UK Government Investments a laissé les coordonnées de responsables publics et des informations de gestion internes accessibles au public pendant environ 40 heures, attirant une nouvelle fois l’attention sur les contrôles de cybersécurité élémentaires au sein des organismes publics britanniques.
La faille a touché 51 responsables publics et incité l’organisme à renforcer sa sécurité interne après un examen externe.
Selon The Guardian, UKGI a indiqué qu’un fichier interne contenant des « informations de gestion de haut niveau », des noms et des adresses e-mail professionnelles était devenu accessible au public après qu’un membre du personnel n’a pas respecté les politiques établies en matière de sécurité de l’information.
UKGI, qui gère les intérêts des contribuables dans des entreprises telles que Channel 4 et the Post Office, n’a pas communiqué la date exacte de l’exposition. L’organisme a indiqué que l’incident avait été signalé aux membres du conseil d’administration et à l’Information Commissioner’s Office.
Une exposition limitée peut mettre à l’épreuve des contrôles plus larges
Il ne s’agissait pas d’une fuite de données touchant des millions de consommateurs, mais cela ne la rend pas inoffensive pour autant. UKGI fait partie du dispositif qui gère les participations publiques dans de grandes organisations, et même l’exposition d’un fichier limité peut révéler si les mesures de protection élémentaires fonctionnent.
Ces mesures comprennent des restrictions d’accès, la formation du personnel, des contrôles sur les fichiers, des procédures de remontée des incidents et un registre clair de la personne responsable du risque en cas de problème. Pour les organismes publics, ces éléments fondamentaux sont importants, car les documents internes peuvent être étroitement liés aux décisions politiques, aux relations commerciales et aux investissements garantis par les contribuables.
UKGI a indiqué que des experts externes avaient examiné ses protocoles de sécurité et recommandé de renforcer les contrôles et la préparation aux incidents. L’organisme a déclaré avoir mis en œuvre, ou prévoir de mettre en œuvre, la plupart de ces recommandations.
Le même problème de responsabilité apparaît dans toute la sécurité des entreprises.
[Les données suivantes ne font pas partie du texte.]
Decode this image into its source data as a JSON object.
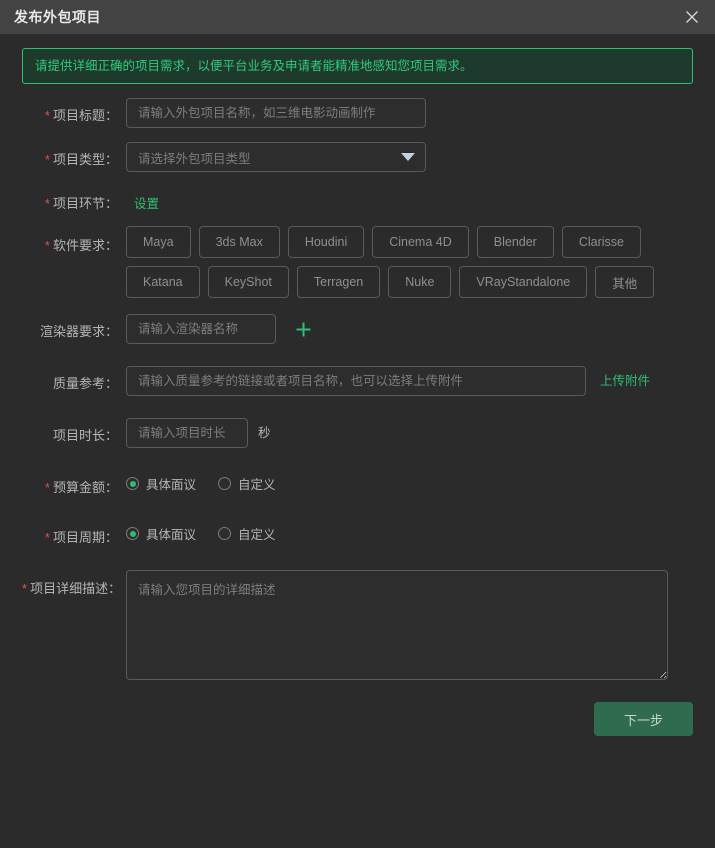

Les entreprises ajoutent des systèmes d’IA, des outils cloud et des flux de travail automatisés plus rapidement que de nombreuses équipes ne peuvent déterminer qui dispose des accès, qui approuve les changements et qui intervient en cas de défaillance. Une lacune de gouvernance de l’IA peut transformer la visibilité et la responsabilité en problèmes de sécurité bien avant le début d’une attaque majeure.
Les lacunes de cybersécurité du secteur public augmentent les enjeux
L’incident survient dans un contexte difficile pour la sécurité du gouvernement britannique. Le Cyber Action Plan du gouvernement indique que le risque cyber pesant sur le secteur public est « actuellement extrêmement élevé » et estime que 28 % du patrimoine technologique du gouvernement repose sur des technologies obsolètes.
La National Audit Office a également averti que le gouvernement n’avait pas atteint son objectif pour 2025, qui consistait à rendre les fonctions critiques résilientes aux cyberattaques. Dans son examen government cyber resilience, la NAO a déclaré que les ministères présentaient encore d’importantes lacunes dans des contrôles fondamentaux pour la cyberrésilience.
Dans un secteur public qui peine déjà avec les technologies obsolètes, la pénurie de compétences en cybersécurité et des activités de contrôle inégales, une exposition de courte durée peut devenir un test pour déterminer si les organismes sont capables d’appliquer les mesures élémentaires avant que les auditeurs, les attaquants ou le public ne découvrent les premiers la défaillance.
Pour les entreprises qui travaillent avec des organismes liés au gouvernement, la leçon est celle de la diligence raisonnable. Les partenaires devraient être en mesure d’indiquer qui est responsable du risque cyber, comment les fichiers exposés sont supprimés, quand les autorités de régulation sont informées et si les plans de reprise ont réellement été testés. Cette pression ne fait que croître à mesure que les rançongiciels agentiques et les attaques automatisées plus rapides mettent davantage à l’épreuve les équipes d’intervention.
UKGI a désormais communiqué la cause générale de l’incident, le type de données exposées et son signalement à l’ICO. Le prochain élément utile serait de savoir si les nouveaux contrôles suffiront à empêcher une nouvelle exposition évitable.